Fighting for the world
I once went on a blind date. He was a law student, a friend of a friend, and I was a seminarian. We met for drinks.
He was nice, funny. He was a self-identifying Christian--the first one, actually, I had ever gone out with. We were talking about our chosen professions; he was, as many are, fascinated by the idea of a call to ministry. My call story is not exactly dramatic, but it has a social justice edge, forged on youth group mission trips and in researching poverty. “I want to make the world a better place,” I told the date.
The future lawyer looked at me and asked, “But isn’t the world a fallen place?”
The question seemed awfully fatalistic. It is what it is, so let it lie. There’s certainly a tradition of that in Christianity, but it’s not the branch that calls me to a life of discipleship, a life of ministry. I follow what I have come to call a High School Musical theology: “We’re all in this together.”
The world may well be broken, even fallen. But it’s also been redeemed, and the sign of that unfolding redemption lies in our ability in love God and neighbor, to be the body of Christ. That redemption becomes real in living as though we actually believe that all people are critical parts of that body. It’s in living as though we’re all in this together, and that the world of ours is worth fighting for, fallen or not.
The blind date was a little older than I, enough that he thought my hopefulness was naive, if (surely) charmingly so. But this interview with actor Ed Norton and his college friend Abby Sigal reminds me that hope, born of and fed by a deep engagement with the world, is not just a facet of rosy-eyed youth. It’s a life’s work.
Norton’s grandfather, James Rouse, was a child during the Great Depression; he was orphaned and he struggled. He was in later years deeply committed to affordable housing. A real estate developer, Rouse founded Enterprise Community Partners. Sigal now heads the organization, which has built thousands of units of affordable housing over the years.
Rouse, as Sigal and Norton recall, believed in the possibility of strong communities, of people achieving their dreams, and of giving back in creative and sustained ways. My own grandfather grew up during the Depression, knew the loss of house and home, knew struggle. He grew up determined to provide for his family, so that we could pursue our callings. He served his church and community. He wasn’t the charismatic guy Rouse was, but that engagement with the world and that sense of duty or vocation to enable and empower others to serve was present for both of them--and for a host of others.
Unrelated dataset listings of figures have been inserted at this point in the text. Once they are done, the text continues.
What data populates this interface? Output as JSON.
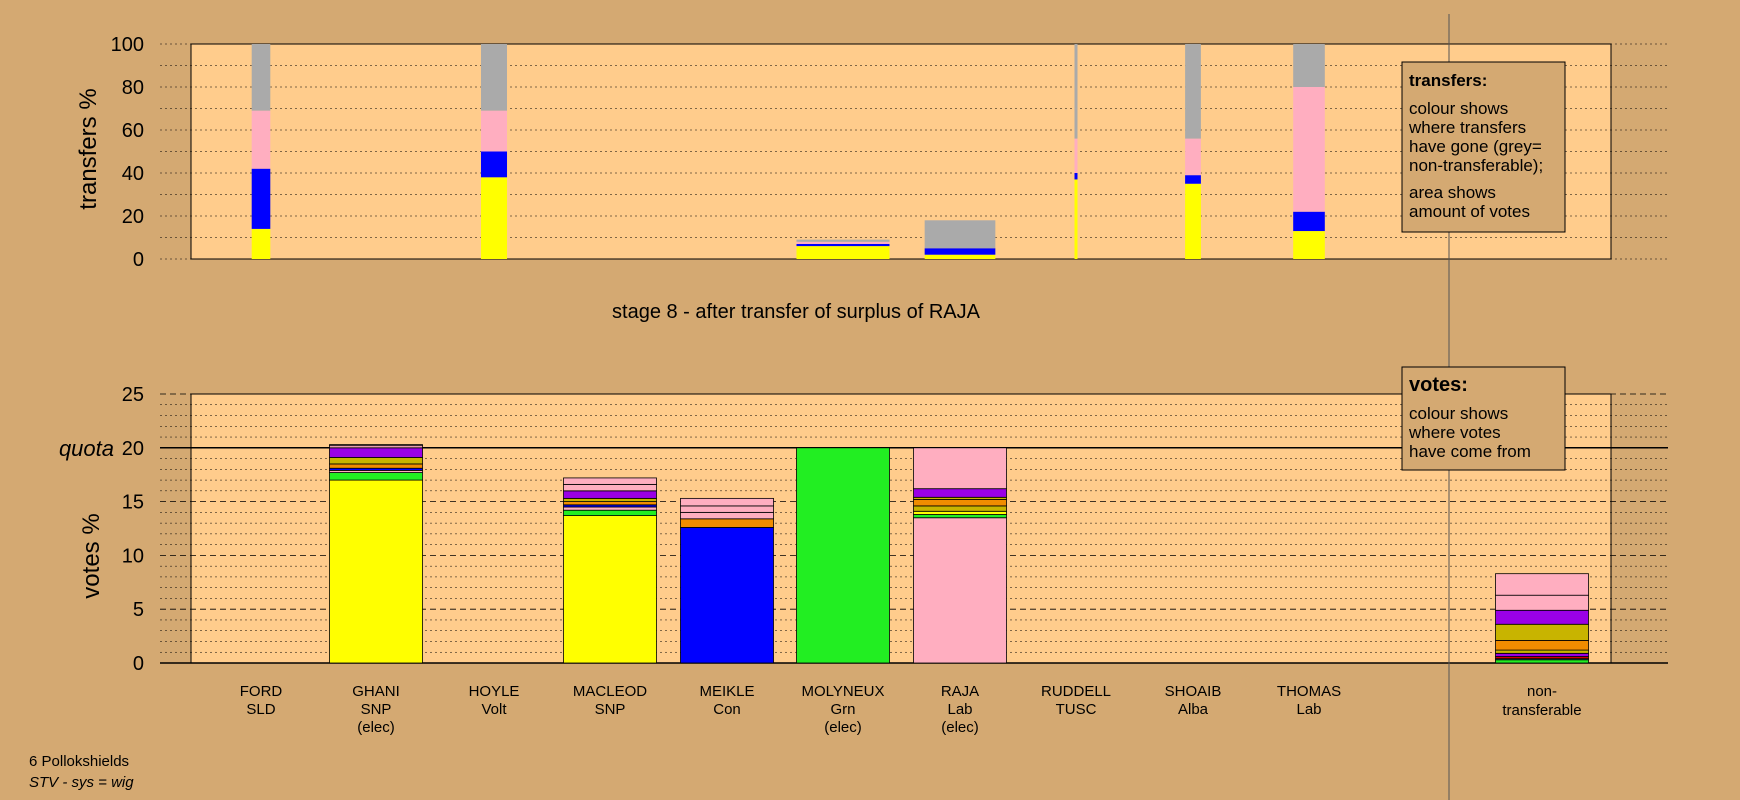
{
  "colors": {
    "background": "#D4A972",
    "plot_area": "#FFCC8C",
    "SNP": "#FFFF00",
    "Con": "#0000FF",
    "Grn": "#22EE22",
    "Lab": "#FFAEC0",
    "Alba": "#9A00E6",
    "Orange": "#F08C00",
    "Olive": "#C8B400",
    "Red": "#CC0000",
    "Teal": "#00A0A0",
    "non_transferable": "#AAAAAA"
  },
  "top": {
    "ylabel": "transfers %",
    "ticks": [
      "0",
      "20",
      "40",
      "60",
      "80",
      "100"
    ],
    "stage_title": "stage 8 - after transfer of surplus of RAJA",
    "legend": {
      "title": "transfers:",
      "lines1": [
        "colour shows",
        "where transfers",
        "have gone (grey=",
        "non-transferable);"
      ],
      "lines2": [
        "area shows",
        "amount of votes"
      ]
    }
  },
  "bottom": {
    "ylabel": "votes %",
    "quota_label": "quota",
    "ticks": [
      "0",
      "5",
      "10",
      "15",
      "20",
      "25"
    ],
    "legend": {
      "title": "votes:",
      "lines": [
        "colour shows",
        "where votes",
        "have come from"
      ]
    }
  },
  "candidates": [
    {
      "name": "FORD",
      "party": "SLD",
      "status": ""
    },
    {
      "name": "GHANI",
      "party": "SNP",
      "status": "(elec)"
    },
    {
      "name": "HOYLE",
      "party": "Volt",
      "status": ""
    },
    {
      "name": "MACLEOD",
      "party": "SNP",
      "status": ""
    },
    {
      "name": "MEIKLE",
      "party": "Con",
      "status": ""
    },
    {
      "name": "MOLYNEUX",
      "party": "Grn",
      "status": "(elec)"
    },
    {
      "name": "RAJA",
      "party": "Lab",
      "status": "(elec)"
    },
    {
      "name": "RUDDELL",
      "party": "TUSC",
      "status": ""
    },
    {
      "name": "SHOAIB",
      "party": "Alba",
      "status": ""
    },
    {
      "name": "THOMAS",
      "party": "Lab",
      "status": ""
    }
  ],
  "nontransferable_label": [
    "non-",
    "transferable"
  ],
  "footer": {
    "ward": "6 Pollokshields",
    "system": "STV - sys = wig"
  },
  "chart_data": [
    {
      "type": "bar",
      "title": "",
      "ylabel": "transfers %",
      "ylim": [
        0,
        100
      ],
      "grid": true,
      "categories": [
        "FORD",
        "GHANI",
        "HOYLE",
        "MACLEOD",
        "MEIKLE",
        "MOLYNEUX",
        "RAJA",
        "RUDDELL",
        "SHOAIB",
        "THOMAS"
      ],
      "bars": [
        {
          "candidate": "FORD",
          "width_pct": 20,
          "segments": [
            {
              "party": "SNP",
              "value": 14
            },
            {
              "party": "Con",
              "value": 28
            },
            {
              "party": "Lab",
              "value": 27
            },
            {
              "party": "non_transferable",
              "value": 31
            }
          ]
        },
        {
          "candidate": "HOYLE",
          "width_pct": 28,
          "segments": [
            {
              "party": "SNP",
              "value": 38
            },
            {
              "party": "Con",
              "value": 12
            },
            {
              "party": "Lab",
              "value": 19
            },
            {
              "party": "non_transferable",
              "value": 31
            }
          ]
        },
        {
          "candidate": "MOLYNEUX",
          "width_pct": 100,
          "segments": [
            {
              "party": "SNP",
              "value": 6
            },
            {
              "party": "Con",
              "value": 1
            },
            {
              "party": "Lab",
              "value": 1
            },
            {
              "party": "non_transferable",
              "value": 1
            }
          ]
        },
        {
          "candidate": "RAJA",
          "width_pct": 76,
          "segments": [
            {
              "party": "SNP",
              "value": 2
            },
            {
              "party": "Con",
              "value": 3
            },
            {
              "party": "non_transferable",
              "value": 13
            }
          ]
        },
        {
          "candidate": "RUDDELL",
          "width_pct": 3,
          "segments": [
            {
              "party": "SNP",
              "value": 37
            },
            {
              "party": "Con",
              "value": 3
            },
            {
              "party": "Lab",
              "value": 16
            },
            {
              "party": "non_transferable",
              "value": 44
            }
          ]
        },
        {
          "candidate": "SHOAIB",
          "width_pct": 17,
          "segments": [
            {
              "party": "SNP",
              "value": 35
            },
            {
              "party": "Con",
              "value": 4
            },
            {
              "party": "Lab",
              "value": 17
            },
            {
              "party": "non_transferable",
              "value": 44
            }
          ]
        },
        {
          "candidate": "THOMAS",
          "width_pct": 34,
          "segments": [
            {
              "party": "SNP",
              "value": 13
            },
            {
              "party": "Con",
              "value": 9
            },
            {
              "party": "Lab",
              "value": 58
            },
            {
              "party": "non_transferable",
              "value": 20
            }
          ]
        }
      ]
    },
    {
      "type": "bar",
      "title": "stage 8 - after transfer of surplus of RAJA",
      "ylabel": "votes %",
      "ylim": [
        0,
        25
      ],
      "quota": 20,
      "grid": true,
      "categories": [
        "FORD",
        "GHANI",
        "HOYLE",
        "MACLEOD",
        "MEIKLE",
        "MOLYNEUX",
        "RAJA",
        "RUDDELL",
        "SHOAIB",
        "THOMAS",
        "non-transferable"
      ],
      "bars": [
        {
          "candidate": "GHANI",
          "segments": [
            {
              "party": "SNP",
              "value": 17.0
            },
            {
              "party": "Grn",
              "value": 0.7
            },
            {
              "party": "Lab",
              "value": 0.2
            },
            {
              "party": "Con",
              "value": 0.2
            },
            {
              "party": "Orange",
              "value": 0.4
            },
            {
              "party": "Olive",
              "value": 0.6
            },
            {
              "party": "Alba",
              "value": 0.9
            },
            {
              "party": "Lab",
              "value": 0.2
            },
            {
              "party": "Lab",
              "value": 0.1
            }
          ]
        },
        {
          "candidate": "MACLEOD",
          "segments": [
            {
              "party": "SNP",
              "value": 13.7
            },
            {
              "party": "Grn",
              "value": 0.5
            },
            {
              "party": "Lab",
              "value": 0.3
            },
            {
              "party": "Con",
              "value": 0.2
            },
            {
              "party": "Orange",
              "value": 0.3
            },
            {
              "party": "Olive",
              "value": 0.3
            },
            {
              "party": "Alba",
              "value": 0.7
            },
            {
              "party": "Lab",
              "value": 0.6
            },
            {
              "party": "Lab",
              "value": 0.6
            }
          ]
        },
        {
          "candidate": "MEIKLE",
          "segments": [
            {
              "party": "Con",
              "value": 12.6
            },
            {
              "party": "Orange",
              "value": 0.8
            },
            {
              "party": "Lab",
              "value": 0.6
            },
            {
              "party": "Lab",
              "value": 0.6
            },
            {
              "party": "Lab",
              "value": 0.7
            }
          ]
        },
        {
          "candidate": "MOLYNEUX",
          "segments": [
            {
              "party": "Grn",
              "value": 20.0
            }
          ]
        },
        {
          "candidate": "RAJA",
          "segments": [
            {
              "party": "Lab",
              "value": 13.5
            },
            {
              "party": "Grn",
              "value": 0.3
            },
            {
              "party": "SNP",
              "value": 0.3
            },
            {
              "party": "Olive",
              "value": 0.5
            },
            {
              "party": "Orange",
              "value": 0.6
            },
            {
              "party": "Olive",
              "value": 0.2
            },
            {
              "party": "Alba",
              "value": 0.8
            },
            {
              "party": "Lab",
              "value": 3.8
            }
          ]
        },
        {
          "candidate": "non-transferable",
          "segments": [
            {
              "party": "Grn",
              "value": 0.3
            },
            {
              "party": "Teal",
              "value": 0.1
            },
            {
              "party": "Red",
              "value": 0.2
            },
            {
              "party": "Alba",
              "value": 0.3
            },
            {
              "party": "Olive",
              "value": 0.3
            },
            {
              "party": "Orange",
              "value": 0.9
            },
            {
              "party": "Olive",
              "value": 1.5
            },
            {
              "party": "Alba",
              "value": 1.3
            },
            {
              "party": "Lab",
              "value": 1.4
            },
            {
              "party": "Lab",
              "value": 2.0
            }
          ]
        }
      ]
    }
  ]
}
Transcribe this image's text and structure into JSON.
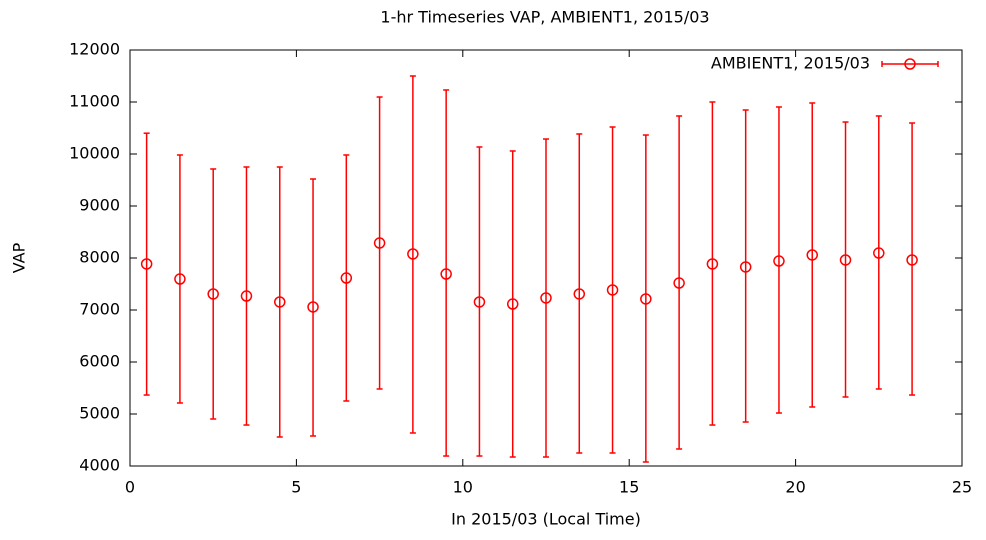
{
  "chart_data": {
    "type": "errorbar",
    "title": "1-hr Timeseries VAP, AMBIENT1, 2015/03",
    "x_label": "In 2015/03 (Local Time)",
    "y_label": "VAP",
    "xlim": [
      0,
      25
    ],
    "xticks": [
      0,
      5,
      10,
      15,
      20,
      25
    ],
    "ylim": [
      4000,
      12000
    ],
    "yticks": [
      4000,
      5000,
      6000,
      7000,
      8000,
      9000,
      10000,
      11000,
      12000
    ],
    "grid": false,
    "legend_position": "top-right",
    "series": [
      {
        "name": "AMBIENT1, 2015/03",
        "color": "#ff0000",
        "x": [
          0.5,
          1.5,
          2.5,
          3.5,
          4.5,
          5.5,
          6.5,
          7.5,
          8.5,
          9.5,
          10.5,
          11.5,
          12.5,
          13.5,
          14.5,
          15.5,
          16.5,
          17.5,
          18.5,
          19.5,
          20.5,
          21.5,
          22.5,
          23.5
        ],
        "values": [
          7885,
          7596,
          7308,
          7269,
          7154,
          7058,
          7615,
          8288,
          8077,
          7692,
          7154,
          7115,
          7231,
          7308,
          7385,
          7212,
          7519,
          7885,
          7827,
          7942,
          8058,
          7962,
          8096,
          7962
        ],
        "low": [
          5365,
          5212,
          4904,
          4788,
          4558,
          4577,
          5250,
          5481,
          4635,
          4192,
          4192,
          4173,
          4173,
          4250,
          4250,
          4077,
          4327,
          4788,
          4846,
          5019,
          5135,
          5327,
          5481,
          5365
        ],
        "high": [
          10400,
          9981,
          9712,
          9750,
          9750,
          9519,
          9981,
          11096,
          11500,
          11231,
          10135,
          10058,
          10288,
          10385,
          10519,
          10365,
          10731,
          11000,
          10846,
          10904,
          10981,
          10615,
          10731,
          10596
        ]
      }
    ]
  }
}
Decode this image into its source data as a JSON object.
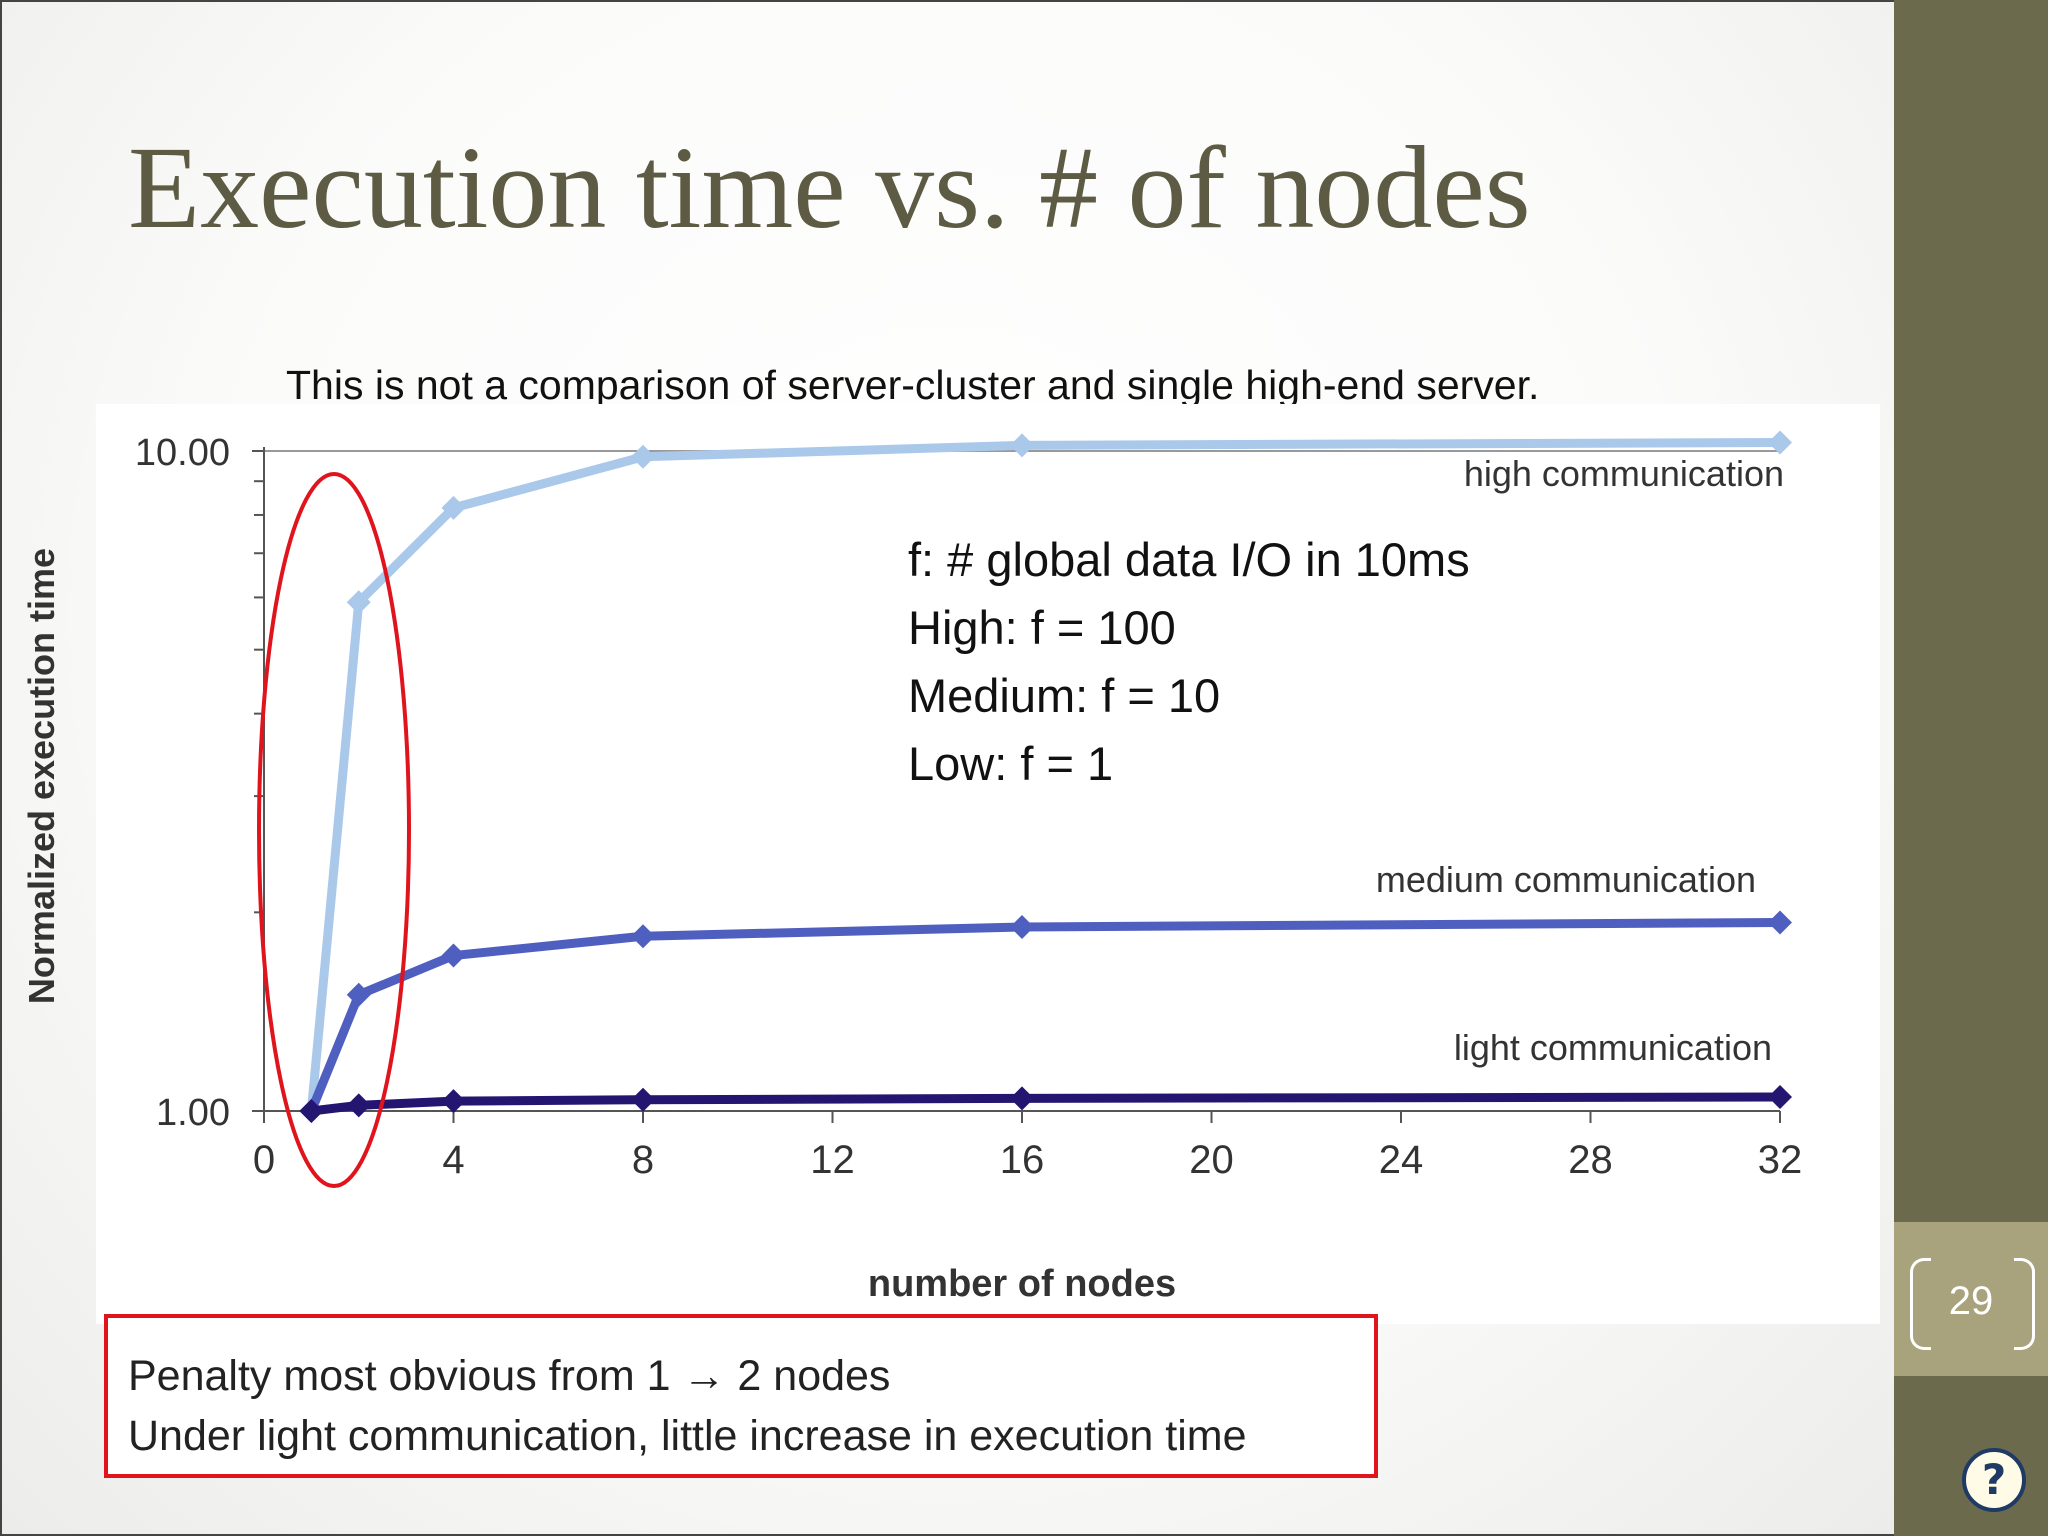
{
  "slide": {
    "title": "Execution time vs. # of nodes",
    "subtitle": "This is not a comparison of server-cluster and single high-end server.",
    "page_number": "29",
    "help_label": "?",
    "notes_box": [
      "Penalty most obvious from 1 → 2 nodes",
      "Under light communication, little increase in execution time"
    ],
    "annotation_lines": [
      "f: # global data I/O in 10ms",
      "High: f = 100",
      "Medium: f = 10",
      "Low: f = 1"
    ]
  },
  "colors": {
    "title": "#5d5b44",
    "high_series": "#a9c8ea",
    "medium_series": "#4f5fc0",
    "light_series": "#241670",
    "highlight_red": "#e0141c",
    "sidebar": "#6b6a4c"
  },
  "chart_data": {
    "type": "line",
    "xlabel": "number of nodes",
    "ylabel": "Normalized execution time",
    "x_ticks": [
      0,
      4,
      8,
      12,
      16,
      20,
      24,
      28,
      32
    ],
    "xlim": [
      0,
      32
    ],
    "y_scale": "log",
    "ylim": [
      1,
      10
    ],
    "y_tick_labels": [
      "1.00",
      "10.00"
    ],
    "series": [
      {
        "name": "high communication",
        "x": [
          1,
          2,
          4,
          8,
          16,
          32
        ],
        "y": [
          1.0,
          5.9,
          8.2,
          9.8,
          10.2,
          10.3
        ]
      },
      {
        "name": "medium communication",
        "x": [
          1,
          2,
          4,
          8,
          16,
          32
        ],
        "y": [
          1.0,
          1.5,
          1.72,
          1.84,
          1.9,
          1.93
        ]
      },
      {
        "name": "light communication",
        "x": [
          1,
          2,
          4,
          8,
          16,
          32
        ],
        "y": [
          1.0,
          1.02,
          1.035,
          1.04,
          1.045,
          1.05
        ]
      }
    ],
    "annotations": [
      "red ellipse highlighting x = 1 to 2"
    ]
  }
}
In the interview, Norton quotes Hemingway: people who “think. . . ‘the world is worth fighting for’ are appealing.”
I agree; that’s why I can no longer even remember the blind date’s name. There’s so much doom and gloom about the mainline church these days (some of it in my own heart, after the spectacle of the United Methodist gathering earlier this month). Anne Russ’s list of the “Ten Reasons Why You Should Be Going to Church” has been circulating among my clergy colleagues, as we attempt to give voice to why we think this work we do is worthwhile--even when Russ’s common-sense wisdom gets far less publicity than a hate-mongering pastor talking about fencing off gay people.
But just as there was a wonderful mystery and synchronicity that brought together a group of funny and engaged college kids in the late 80s--kids who now make movies and affordable housing--there is a wonderful mystery and synchronicity to the workings of the Holy Spirit. At Pentecost we celebrate the birth of a group of people who believe the world and its people are worth fighting for--fighting with words, faith, action, money and hope.
That spirit reminds us that there are at least ten reasons why we should be going to church, and that the gospel will continue to speak those reasons into the hearts of young and old, despite our seemingly endless capacity to stutter and stumble.